Companies are increasingly under the microscope as to how they use customer data. Facebook is a prime example of a company that collects a tremendous amount of data that has been scrutinized for how it uses and sells that data. Companies going forward will be under increased pressure to be transparent about their collection and use of data.

Thus, the CPO will be instrumental in helping companies to navigate those issues.

Avoiding Data Breaches

Data breaches have long been a very expensive proposition for companies. In the United States, because there is no real national data breach legislation, most states have enacted notification laws. Oftentimes, compliance with these laws can be cumbersome and expensive for companies in the event of a data breach. While often in the purview of a chief information security officer (CISO), security also falls within the realm of a CPO when it relates to customer data. Additionally, in the event of a data breach, a CPO can be instrumental in navigating various state laws.

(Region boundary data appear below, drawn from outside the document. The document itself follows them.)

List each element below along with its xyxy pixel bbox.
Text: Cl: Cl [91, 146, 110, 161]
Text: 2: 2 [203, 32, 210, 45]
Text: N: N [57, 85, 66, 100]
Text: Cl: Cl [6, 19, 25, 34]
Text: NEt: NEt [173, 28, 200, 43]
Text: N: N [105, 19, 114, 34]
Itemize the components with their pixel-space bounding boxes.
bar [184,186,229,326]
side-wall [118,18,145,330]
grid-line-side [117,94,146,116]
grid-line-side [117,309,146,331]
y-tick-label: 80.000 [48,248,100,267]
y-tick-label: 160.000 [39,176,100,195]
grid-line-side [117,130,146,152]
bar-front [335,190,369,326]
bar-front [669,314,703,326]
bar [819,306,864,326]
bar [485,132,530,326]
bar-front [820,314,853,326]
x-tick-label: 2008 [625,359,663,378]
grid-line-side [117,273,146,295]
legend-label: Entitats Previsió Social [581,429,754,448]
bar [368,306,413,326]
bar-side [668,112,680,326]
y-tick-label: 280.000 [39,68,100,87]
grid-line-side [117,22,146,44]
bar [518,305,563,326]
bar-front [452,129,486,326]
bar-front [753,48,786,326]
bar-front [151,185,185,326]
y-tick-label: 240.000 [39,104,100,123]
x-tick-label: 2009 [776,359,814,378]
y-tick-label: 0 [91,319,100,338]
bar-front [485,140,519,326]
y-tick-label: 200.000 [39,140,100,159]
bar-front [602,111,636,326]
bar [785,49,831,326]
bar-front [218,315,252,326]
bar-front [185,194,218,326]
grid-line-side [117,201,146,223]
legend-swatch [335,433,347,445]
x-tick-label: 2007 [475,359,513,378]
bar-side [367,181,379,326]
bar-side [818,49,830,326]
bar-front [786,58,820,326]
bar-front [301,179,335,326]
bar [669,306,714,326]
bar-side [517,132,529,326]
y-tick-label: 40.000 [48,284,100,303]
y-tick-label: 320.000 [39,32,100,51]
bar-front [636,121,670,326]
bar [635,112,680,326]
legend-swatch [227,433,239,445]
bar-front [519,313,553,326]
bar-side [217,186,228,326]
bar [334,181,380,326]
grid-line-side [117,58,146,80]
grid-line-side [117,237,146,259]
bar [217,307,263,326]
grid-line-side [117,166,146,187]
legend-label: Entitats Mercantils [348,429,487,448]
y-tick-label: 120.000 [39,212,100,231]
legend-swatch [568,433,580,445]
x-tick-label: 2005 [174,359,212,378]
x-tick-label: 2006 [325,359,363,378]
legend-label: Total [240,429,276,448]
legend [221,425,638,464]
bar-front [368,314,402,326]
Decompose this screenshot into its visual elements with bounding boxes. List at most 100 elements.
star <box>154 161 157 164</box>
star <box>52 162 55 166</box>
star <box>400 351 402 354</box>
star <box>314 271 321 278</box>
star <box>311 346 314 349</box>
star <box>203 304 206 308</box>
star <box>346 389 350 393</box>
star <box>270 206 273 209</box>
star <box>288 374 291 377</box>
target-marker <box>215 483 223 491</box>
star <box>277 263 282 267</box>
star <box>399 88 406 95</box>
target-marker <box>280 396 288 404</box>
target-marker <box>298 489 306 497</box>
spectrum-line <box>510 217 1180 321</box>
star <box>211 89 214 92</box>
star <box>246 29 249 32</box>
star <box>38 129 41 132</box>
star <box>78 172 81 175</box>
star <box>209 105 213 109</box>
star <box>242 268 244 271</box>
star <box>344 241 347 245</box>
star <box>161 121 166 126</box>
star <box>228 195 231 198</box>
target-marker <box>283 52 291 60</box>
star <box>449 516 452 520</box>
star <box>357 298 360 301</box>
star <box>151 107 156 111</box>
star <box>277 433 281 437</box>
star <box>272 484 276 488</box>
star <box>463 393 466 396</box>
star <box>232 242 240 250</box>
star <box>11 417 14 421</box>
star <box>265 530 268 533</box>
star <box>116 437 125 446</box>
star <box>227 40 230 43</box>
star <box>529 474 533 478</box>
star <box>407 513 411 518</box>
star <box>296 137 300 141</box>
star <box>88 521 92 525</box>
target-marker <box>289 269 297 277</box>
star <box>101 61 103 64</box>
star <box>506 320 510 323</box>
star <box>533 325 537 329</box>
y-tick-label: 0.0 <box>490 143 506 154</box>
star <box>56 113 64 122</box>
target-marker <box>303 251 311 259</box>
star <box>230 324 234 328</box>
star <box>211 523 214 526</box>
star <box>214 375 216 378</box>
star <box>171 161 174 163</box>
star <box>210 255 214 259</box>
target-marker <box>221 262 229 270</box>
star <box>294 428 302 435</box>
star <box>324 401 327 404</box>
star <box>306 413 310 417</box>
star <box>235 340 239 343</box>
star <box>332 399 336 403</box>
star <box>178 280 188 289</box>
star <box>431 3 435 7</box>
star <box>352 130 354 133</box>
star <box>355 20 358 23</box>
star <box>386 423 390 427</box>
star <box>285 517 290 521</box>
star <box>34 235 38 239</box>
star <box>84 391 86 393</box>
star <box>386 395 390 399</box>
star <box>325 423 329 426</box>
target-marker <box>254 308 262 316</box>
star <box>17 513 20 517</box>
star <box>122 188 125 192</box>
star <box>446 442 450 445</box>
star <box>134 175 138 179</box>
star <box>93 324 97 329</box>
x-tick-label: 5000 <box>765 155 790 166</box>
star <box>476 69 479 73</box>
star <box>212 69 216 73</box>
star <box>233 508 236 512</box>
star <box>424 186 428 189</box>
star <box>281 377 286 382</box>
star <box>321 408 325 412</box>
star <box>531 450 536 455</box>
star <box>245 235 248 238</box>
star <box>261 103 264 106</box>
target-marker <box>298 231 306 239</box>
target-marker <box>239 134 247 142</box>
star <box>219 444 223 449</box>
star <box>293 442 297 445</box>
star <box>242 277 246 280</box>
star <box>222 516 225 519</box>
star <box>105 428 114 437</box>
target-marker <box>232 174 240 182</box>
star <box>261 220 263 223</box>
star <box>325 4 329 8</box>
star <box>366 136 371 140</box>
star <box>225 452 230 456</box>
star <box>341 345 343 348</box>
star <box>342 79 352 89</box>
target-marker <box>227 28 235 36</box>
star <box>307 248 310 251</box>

Ensuring Adequate Attention to Privacy at the Leadership Level

With respect to corporate leadership, it is becoming increasingly important to have a voice in the C-suite that champions privacy and understands how a company collects and uses data. While the chief information officer (CIO) of an enterprise often understands the technical aspects of the company’s IT infrastructure, the CPO can go beyond just the technology to truly understand how the information is collected, stored and utilized.

Avoiding Interruptions to Business Operations

Lastly, interruptions to business operations can be very expensive. Even if the operations of a business are not interrupted entirely, privacy concerns can have a real impact on the ability of a business to sell to consumers, as well as a tremendous impact on the overall bottom line. Facebook, Equifax and Target are all examples of how data breaches or the misuse of information contributed to a negative impact on the company’s bottom line.

Additionally, privacy issues and data breaches can result in increased regulatory and legal scrutiny for companies, along with legal liability from lawsuits and the tarnishing of the brand.

Therefore, it is increasingly important for companies to have someone in the privacy role to ensure the company is doing all it can to safeguard the privacy and protection of data —particularly consumer data.

Accordingly, CPOs are being looked at as a necessary and vital role in order to protect and utilize such data.

Conclusion : The internet of things has created tremendous opportunities for businesses to provide new and innovative services to consumers. It has also created and allowed for the collection and use of tremendous volumes of information about those consumers, including their lifestyle, spending, health and other habits. It is this tremendous volume of deeply personal information that has led to both consumers and governments increasingly becoming more vigilant about how companies collect and use data.